Per quanto riguarda l’amministrazione Obama, la strategia afgana ora sempre più a rischio ha preso le mosse dall’aumento due anni fa delle truppe USA sul campo fino a 100 mila uomini. Essa prevede l’indebolimento della resistenza all’occupazione, così da aprire negoziati con i Talebani da una posizione di superiorità e, parallelamente, stipulare un accordo con Kabul per mantenere un contingente militare nel paese a lungo termine. Raggiunti questi obiettivi, la Casa Bianca potrebbe portare a termine il ritiro della maggior parte dei militari impiegati in Afghanistan.

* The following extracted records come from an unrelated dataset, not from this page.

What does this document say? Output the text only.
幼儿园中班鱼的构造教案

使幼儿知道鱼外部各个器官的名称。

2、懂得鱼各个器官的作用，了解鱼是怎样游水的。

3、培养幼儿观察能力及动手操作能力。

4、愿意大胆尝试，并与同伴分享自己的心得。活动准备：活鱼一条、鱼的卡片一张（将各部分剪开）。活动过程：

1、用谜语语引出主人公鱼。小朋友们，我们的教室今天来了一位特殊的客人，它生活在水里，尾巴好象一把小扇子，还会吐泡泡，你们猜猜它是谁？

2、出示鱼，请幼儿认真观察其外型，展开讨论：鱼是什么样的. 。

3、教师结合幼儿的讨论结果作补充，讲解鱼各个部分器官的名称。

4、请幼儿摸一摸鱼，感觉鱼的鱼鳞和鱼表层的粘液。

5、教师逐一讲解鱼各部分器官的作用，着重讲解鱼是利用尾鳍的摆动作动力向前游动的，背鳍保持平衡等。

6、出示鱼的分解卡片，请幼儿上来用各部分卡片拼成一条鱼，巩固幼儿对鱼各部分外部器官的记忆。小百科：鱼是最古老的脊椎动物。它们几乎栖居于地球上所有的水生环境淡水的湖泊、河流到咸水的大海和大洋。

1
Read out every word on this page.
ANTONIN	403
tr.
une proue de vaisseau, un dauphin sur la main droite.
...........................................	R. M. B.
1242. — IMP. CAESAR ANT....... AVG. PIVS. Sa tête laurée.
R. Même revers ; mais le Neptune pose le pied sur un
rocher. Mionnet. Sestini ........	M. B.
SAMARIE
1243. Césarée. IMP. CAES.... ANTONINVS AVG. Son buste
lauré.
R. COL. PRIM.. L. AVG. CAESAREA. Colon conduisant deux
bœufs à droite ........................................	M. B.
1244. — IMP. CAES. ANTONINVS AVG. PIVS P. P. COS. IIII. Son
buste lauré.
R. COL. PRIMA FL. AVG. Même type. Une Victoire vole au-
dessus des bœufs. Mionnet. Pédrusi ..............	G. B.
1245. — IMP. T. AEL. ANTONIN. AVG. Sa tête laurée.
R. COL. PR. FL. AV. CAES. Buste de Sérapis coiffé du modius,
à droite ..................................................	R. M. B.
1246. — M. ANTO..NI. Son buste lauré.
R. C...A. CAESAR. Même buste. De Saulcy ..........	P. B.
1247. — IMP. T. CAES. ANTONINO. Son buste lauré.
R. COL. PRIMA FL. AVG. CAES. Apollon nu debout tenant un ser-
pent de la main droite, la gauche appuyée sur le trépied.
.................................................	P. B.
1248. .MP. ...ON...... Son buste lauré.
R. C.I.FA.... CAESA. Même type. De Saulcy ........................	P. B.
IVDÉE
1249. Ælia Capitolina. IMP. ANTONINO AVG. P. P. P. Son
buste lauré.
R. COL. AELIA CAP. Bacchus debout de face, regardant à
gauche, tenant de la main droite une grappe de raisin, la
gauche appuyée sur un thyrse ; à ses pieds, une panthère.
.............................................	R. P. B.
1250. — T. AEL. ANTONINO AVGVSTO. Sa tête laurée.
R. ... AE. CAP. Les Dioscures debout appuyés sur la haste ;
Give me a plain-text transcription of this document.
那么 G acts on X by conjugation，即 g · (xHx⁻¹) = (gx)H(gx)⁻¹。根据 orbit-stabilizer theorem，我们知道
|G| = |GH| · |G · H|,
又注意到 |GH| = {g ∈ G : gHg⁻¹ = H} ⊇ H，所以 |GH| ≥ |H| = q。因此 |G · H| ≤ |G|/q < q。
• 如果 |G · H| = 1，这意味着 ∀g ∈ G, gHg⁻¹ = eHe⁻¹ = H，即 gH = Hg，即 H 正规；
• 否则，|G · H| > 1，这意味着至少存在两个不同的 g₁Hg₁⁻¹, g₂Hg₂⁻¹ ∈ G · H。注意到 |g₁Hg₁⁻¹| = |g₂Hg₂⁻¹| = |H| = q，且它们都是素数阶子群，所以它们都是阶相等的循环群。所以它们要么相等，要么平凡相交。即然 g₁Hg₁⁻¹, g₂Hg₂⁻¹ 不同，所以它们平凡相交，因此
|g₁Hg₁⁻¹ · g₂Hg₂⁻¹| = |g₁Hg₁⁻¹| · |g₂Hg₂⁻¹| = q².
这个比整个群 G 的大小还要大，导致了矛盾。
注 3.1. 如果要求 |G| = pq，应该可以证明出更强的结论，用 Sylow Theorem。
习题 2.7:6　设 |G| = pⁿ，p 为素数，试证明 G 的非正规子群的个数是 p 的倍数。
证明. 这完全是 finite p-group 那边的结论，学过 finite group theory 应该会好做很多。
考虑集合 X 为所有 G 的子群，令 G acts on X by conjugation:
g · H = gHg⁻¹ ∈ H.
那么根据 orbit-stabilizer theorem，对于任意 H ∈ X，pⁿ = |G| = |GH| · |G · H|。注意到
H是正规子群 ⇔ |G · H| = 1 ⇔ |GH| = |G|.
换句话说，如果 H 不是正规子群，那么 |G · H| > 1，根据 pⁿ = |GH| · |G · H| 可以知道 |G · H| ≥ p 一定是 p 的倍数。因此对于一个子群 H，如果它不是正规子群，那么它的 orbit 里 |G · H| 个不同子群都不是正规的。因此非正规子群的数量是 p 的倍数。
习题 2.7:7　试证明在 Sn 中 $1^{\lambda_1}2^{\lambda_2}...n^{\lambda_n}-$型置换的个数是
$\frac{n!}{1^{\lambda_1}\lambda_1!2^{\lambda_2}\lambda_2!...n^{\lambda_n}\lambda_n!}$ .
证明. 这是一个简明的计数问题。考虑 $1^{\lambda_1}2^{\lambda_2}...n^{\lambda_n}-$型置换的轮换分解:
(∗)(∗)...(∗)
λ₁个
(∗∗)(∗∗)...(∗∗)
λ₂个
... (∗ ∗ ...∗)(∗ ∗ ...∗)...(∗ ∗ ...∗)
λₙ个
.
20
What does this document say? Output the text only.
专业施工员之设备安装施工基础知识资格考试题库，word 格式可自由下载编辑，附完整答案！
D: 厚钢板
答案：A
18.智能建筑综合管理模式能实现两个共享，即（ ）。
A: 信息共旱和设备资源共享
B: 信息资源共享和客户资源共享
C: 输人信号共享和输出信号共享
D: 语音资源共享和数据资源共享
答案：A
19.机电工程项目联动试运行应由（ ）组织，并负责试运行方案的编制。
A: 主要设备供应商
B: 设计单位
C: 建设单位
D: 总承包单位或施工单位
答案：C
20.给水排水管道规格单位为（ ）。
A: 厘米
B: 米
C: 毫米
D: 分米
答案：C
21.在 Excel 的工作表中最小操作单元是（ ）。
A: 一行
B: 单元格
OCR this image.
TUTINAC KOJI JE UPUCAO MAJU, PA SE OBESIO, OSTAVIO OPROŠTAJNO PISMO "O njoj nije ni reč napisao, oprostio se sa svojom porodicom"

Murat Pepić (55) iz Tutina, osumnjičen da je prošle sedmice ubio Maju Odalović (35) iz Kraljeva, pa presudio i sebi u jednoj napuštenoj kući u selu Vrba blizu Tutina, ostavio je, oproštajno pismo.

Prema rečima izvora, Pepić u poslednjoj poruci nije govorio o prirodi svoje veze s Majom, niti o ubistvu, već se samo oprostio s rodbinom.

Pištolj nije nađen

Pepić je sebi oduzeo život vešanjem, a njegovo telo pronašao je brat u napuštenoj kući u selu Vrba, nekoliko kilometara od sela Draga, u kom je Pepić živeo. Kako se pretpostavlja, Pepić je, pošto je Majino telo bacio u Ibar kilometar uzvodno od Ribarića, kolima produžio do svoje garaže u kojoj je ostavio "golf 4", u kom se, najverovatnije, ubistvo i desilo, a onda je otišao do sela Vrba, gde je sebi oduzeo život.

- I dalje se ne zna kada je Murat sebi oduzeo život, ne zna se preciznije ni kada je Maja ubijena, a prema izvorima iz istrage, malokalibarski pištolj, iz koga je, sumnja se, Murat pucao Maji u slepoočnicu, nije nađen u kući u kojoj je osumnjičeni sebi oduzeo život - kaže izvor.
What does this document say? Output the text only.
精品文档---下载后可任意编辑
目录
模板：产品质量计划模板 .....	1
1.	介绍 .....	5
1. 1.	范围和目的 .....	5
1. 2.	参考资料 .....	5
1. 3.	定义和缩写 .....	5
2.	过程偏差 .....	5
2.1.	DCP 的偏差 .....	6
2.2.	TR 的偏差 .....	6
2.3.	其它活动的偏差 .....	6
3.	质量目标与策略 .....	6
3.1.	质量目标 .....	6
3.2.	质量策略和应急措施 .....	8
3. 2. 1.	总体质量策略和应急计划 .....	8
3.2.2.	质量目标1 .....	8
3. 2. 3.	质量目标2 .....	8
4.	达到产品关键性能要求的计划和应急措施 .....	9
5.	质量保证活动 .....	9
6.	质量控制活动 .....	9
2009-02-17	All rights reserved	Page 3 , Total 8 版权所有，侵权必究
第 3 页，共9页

A scompaginare i piani statunitensi, come già ricordato, è stato l’altro giorno anche l’annuncio pubblicato su un sito web vicino ai Talebani del congelamento dei negoziati di pace con Washington. I colloqui, secondo il comunicato, erano in fase iniziale e stavano ruotando attorno alla possibile liberazione di alcuni prigionieri talebani detenuti a Guantanamo, quando gli americani hanno cercato di imporre nuove condizioni per la prosecuzione delle trattative.

I membri dell’ex regime islamista afgano avevano recentemente ottenuto anche il via libera per l’apertura di un proprio ufficio di rappresentanza a Doha, in Qatar. Un segnale di distensione che sembra essere svanito in seguito agli episodi di sangue delle ultime settimane. La strage di domenica e le sue conseguenze, infine, potrebbero aver convinto i vertici talebani che in Afghanistan continui ad esserci terreno fertile per reclutare forze nuove e proseguire la resistenza armata contro gli occupanti occidentali senza scendere a compromessi.